Standardizing food writing

One of the greatest things about style is that every writer has his or her unique sound. However, in publishing, there has to be some kind of authority that ensures a certain level of uniformity. For food writing, there wasn’t much beyond the standards of each specific publication, until 2011, when the AP Stylebook introduced a Food Guidelines section.

This Food Guidelines section includes everything from new food terms to how to write and format a recipe.

It sounds great initially, but just looking over a brief section, I see some potential problems. The AP Stylebook Food Guidelines section defines adobo sauce as “A spicy red sauce made from chilies, herbs and vinegar that is common to Mexican cooking.” But what about outside of Mexican cooking? In Filipino cuisine, adobo is made with soy sauce, vinegar, sugar, and garlic.

I think that food writing may vary too much by region to allow for a unified, standard guide. But at the same time, a guide book that sets out rules for writing recipes may be extremely beneficial for food writers from all disciplines.

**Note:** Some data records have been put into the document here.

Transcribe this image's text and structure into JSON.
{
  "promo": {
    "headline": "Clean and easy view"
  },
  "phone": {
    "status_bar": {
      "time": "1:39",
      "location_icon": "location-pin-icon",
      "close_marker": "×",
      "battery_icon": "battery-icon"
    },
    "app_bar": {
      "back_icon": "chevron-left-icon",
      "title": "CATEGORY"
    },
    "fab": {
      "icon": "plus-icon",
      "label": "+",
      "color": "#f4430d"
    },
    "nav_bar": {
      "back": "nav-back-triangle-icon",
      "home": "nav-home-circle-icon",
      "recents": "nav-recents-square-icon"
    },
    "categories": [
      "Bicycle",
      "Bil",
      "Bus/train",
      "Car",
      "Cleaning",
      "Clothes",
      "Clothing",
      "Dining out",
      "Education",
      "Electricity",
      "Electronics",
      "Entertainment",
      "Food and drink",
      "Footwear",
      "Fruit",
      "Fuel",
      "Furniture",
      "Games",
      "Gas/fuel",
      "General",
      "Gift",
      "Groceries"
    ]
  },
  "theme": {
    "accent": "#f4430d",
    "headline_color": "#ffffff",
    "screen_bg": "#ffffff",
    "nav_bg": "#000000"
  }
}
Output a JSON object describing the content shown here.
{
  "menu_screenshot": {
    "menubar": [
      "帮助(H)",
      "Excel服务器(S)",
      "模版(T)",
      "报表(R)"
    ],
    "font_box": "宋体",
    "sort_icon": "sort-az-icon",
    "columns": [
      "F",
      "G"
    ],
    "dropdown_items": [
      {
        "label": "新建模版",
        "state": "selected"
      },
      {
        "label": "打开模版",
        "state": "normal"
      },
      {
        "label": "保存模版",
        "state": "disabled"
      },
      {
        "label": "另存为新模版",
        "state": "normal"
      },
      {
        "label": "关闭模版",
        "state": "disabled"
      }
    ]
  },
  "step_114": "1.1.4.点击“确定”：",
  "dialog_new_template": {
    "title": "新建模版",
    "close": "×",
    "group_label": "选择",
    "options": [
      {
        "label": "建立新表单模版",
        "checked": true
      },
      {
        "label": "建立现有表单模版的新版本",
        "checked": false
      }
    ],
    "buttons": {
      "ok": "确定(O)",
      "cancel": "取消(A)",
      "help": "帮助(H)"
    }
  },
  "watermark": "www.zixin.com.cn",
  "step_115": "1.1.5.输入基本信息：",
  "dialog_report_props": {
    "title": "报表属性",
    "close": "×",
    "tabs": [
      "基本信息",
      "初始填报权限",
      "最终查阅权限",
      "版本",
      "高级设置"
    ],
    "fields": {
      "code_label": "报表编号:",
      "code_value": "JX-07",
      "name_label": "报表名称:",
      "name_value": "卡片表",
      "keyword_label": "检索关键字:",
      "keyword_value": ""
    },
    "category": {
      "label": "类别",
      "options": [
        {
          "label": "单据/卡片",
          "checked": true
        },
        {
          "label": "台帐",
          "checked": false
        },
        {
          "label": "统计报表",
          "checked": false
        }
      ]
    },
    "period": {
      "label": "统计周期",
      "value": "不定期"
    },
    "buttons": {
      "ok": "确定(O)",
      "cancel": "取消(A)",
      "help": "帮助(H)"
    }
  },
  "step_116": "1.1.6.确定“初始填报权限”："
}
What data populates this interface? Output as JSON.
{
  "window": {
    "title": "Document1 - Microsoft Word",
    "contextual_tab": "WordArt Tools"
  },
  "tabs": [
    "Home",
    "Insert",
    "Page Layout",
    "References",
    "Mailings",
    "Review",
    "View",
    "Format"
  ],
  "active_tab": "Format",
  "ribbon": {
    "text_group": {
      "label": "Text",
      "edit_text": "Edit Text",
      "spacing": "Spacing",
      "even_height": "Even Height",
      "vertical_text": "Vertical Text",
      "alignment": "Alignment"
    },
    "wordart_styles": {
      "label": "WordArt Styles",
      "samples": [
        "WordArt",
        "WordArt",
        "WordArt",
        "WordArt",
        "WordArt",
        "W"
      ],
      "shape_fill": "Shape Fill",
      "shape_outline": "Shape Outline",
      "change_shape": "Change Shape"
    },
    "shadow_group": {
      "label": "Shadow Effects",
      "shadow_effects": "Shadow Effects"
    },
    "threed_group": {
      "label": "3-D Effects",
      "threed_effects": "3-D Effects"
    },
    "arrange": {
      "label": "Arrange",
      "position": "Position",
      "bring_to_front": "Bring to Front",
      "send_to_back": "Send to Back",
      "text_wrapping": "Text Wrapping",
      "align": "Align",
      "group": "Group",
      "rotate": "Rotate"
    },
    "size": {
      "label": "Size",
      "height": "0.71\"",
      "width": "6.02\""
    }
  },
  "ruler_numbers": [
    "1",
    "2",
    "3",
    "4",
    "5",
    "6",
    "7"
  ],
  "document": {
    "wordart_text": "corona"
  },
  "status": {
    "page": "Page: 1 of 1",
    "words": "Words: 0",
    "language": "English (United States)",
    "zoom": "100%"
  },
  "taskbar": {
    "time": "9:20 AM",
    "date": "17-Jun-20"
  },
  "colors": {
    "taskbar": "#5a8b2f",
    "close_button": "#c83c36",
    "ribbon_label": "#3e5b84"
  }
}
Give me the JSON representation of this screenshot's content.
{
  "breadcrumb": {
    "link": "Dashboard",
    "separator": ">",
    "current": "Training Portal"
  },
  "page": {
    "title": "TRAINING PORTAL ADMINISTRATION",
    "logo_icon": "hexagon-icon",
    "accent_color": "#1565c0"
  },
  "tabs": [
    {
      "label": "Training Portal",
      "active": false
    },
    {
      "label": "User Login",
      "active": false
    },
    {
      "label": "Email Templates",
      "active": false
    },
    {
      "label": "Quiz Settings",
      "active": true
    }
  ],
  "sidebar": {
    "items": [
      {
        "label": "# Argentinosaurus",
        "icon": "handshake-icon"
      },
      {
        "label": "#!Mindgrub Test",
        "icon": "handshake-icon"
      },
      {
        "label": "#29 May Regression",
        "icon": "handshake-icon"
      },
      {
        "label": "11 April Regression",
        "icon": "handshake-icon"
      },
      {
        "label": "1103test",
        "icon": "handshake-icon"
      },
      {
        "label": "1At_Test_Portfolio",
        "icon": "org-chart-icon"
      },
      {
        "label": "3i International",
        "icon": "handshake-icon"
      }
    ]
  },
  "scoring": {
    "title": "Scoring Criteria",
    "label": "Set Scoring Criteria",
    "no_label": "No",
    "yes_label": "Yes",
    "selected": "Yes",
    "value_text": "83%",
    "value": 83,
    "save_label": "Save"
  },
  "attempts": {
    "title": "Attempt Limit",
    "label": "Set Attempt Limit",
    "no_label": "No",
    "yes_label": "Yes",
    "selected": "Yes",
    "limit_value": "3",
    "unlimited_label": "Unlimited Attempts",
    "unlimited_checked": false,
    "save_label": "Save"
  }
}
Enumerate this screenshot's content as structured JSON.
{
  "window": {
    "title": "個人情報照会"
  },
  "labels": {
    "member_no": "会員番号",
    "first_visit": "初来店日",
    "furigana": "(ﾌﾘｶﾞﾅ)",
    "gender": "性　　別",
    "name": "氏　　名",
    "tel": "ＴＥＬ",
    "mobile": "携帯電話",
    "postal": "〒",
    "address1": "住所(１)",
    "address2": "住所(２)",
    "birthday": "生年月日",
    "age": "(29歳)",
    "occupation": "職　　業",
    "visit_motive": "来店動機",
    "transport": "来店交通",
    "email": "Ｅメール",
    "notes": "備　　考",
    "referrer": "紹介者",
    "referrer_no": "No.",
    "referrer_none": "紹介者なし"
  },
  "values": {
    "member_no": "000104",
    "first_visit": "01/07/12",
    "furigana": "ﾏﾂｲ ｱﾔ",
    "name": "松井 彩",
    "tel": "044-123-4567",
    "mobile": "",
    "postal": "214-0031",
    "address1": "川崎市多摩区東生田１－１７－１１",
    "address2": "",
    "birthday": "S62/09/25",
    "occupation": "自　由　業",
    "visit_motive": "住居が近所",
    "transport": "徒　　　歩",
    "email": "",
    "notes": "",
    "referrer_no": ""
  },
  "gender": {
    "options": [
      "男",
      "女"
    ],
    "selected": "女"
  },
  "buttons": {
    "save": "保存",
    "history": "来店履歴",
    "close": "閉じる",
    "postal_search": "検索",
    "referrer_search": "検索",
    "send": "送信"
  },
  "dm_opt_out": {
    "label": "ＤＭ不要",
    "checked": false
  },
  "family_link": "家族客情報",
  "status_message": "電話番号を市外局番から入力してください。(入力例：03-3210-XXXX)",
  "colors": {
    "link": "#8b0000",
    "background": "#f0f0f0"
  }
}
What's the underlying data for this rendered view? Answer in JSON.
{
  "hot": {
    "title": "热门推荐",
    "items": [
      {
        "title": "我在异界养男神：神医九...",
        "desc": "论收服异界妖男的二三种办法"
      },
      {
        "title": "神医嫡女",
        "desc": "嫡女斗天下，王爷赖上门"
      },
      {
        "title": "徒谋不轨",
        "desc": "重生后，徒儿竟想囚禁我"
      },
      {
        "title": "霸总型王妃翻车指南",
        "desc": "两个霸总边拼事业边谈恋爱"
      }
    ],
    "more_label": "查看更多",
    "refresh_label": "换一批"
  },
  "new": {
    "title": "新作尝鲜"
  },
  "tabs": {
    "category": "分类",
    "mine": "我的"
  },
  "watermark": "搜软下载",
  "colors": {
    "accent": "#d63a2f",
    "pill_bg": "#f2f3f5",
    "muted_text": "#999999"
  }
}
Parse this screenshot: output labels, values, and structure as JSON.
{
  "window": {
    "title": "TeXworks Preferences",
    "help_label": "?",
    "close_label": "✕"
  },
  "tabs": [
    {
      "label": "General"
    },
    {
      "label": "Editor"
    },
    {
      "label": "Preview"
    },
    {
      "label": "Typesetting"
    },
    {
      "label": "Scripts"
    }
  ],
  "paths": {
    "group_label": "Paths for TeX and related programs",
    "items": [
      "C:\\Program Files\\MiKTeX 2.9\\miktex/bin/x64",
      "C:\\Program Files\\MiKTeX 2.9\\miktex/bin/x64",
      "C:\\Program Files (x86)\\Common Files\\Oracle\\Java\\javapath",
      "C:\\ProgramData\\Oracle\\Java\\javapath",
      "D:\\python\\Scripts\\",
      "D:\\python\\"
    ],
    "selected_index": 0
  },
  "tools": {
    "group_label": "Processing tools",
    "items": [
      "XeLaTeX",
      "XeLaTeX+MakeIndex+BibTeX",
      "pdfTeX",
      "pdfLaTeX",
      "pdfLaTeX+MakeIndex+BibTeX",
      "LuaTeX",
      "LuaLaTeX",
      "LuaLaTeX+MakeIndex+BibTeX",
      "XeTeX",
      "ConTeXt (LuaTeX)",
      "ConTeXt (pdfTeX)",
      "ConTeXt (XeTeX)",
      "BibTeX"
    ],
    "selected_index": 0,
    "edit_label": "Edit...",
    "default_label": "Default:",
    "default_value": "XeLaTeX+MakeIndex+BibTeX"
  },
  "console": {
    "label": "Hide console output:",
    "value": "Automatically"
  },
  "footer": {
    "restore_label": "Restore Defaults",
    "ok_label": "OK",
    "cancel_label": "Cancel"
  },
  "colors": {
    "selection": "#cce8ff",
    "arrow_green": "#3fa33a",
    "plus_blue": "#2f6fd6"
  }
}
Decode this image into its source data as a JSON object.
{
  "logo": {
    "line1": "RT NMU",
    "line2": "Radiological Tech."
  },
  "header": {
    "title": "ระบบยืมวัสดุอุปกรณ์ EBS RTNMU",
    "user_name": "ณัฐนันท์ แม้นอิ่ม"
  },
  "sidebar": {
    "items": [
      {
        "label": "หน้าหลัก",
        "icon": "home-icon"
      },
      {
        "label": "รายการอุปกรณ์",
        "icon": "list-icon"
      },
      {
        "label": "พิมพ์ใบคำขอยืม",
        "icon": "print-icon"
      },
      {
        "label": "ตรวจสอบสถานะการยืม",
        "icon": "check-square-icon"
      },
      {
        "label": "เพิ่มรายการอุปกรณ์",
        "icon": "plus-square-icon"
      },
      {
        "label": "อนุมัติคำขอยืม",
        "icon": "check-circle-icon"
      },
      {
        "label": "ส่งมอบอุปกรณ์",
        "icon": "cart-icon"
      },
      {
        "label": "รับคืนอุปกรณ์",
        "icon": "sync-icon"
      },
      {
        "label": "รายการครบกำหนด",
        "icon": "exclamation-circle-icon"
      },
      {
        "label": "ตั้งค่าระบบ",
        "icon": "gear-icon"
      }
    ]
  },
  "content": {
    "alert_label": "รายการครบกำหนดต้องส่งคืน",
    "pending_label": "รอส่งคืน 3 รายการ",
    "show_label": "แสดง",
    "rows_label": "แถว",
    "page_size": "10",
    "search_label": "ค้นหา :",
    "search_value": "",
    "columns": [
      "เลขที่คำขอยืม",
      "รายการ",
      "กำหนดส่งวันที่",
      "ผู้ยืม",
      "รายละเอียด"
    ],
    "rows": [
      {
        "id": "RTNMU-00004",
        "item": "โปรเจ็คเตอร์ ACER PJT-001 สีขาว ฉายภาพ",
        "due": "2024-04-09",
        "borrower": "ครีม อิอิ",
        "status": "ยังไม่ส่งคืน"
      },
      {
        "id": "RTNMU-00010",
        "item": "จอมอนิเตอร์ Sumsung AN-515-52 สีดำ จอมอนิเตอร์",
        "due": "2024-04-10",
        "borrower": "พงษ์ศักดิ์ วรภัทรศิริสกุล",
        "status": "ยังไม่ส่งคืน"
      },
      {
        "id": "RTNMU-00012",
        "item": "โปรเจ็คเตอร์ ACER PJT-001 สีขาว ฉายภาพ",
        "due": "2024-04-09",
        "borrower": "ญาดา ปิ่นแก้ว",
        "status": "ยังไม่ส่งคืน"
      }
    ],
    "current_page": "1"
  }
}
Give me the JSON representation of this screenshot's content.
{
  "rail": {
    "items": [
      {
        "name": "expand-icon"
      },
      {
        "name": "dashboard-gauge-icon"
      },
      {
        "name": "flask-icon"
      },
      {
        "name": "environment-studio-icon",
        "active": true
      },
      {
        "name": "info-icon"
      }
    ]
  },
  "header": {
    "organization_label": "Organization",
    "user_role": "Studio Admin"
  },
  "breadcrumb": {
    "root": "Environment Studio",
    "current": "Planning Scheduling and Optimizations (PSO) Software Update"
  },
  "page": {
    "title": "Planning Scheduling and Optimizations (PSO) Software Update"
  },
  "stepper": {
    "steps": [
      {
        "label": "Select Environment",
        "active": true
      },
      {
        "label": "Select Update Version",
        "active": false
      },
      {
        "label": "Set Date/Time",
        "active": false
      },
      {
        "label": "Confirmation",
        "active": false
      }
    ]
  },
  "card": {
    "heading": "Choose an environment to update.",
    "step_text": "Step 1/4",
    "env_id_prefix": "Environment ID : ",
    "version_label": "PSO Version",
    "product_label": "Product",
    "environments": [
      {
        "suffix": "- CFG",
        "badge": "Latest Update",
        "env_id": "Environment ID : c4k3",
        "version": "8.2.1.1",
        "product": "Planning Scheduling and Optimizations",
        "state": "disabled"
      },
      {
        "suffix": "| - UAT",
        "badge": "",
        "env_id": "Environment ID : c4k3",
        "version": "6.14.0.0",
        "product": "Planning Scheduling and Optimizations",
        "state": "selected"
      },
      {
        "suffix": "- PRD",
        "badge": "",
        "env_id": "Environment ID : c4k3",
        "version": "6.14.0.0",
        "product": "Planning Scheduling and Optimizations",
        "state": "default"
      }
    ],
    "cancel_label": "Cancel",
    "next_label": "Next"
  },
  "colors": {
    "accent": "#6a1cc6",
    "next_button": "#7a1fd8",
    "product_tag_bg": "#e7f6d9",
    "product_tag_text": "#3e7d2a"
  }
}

What do you think?


One thought on “Standardizing food writing

  1. rdomitz April 19, 2015 / 8:11 pm

    What about breakout writers who excel at finding new ways to challenge a uniformity in a particular field? A cookie cutter formula for any style of writing may in fact diminish the effects of certain eccentricities a writer might apply to be more engaging to the readers or a narrower, more specific audience. Essentially what I mean is; Don’t we encourage writers to find new innovative ways to break the mold?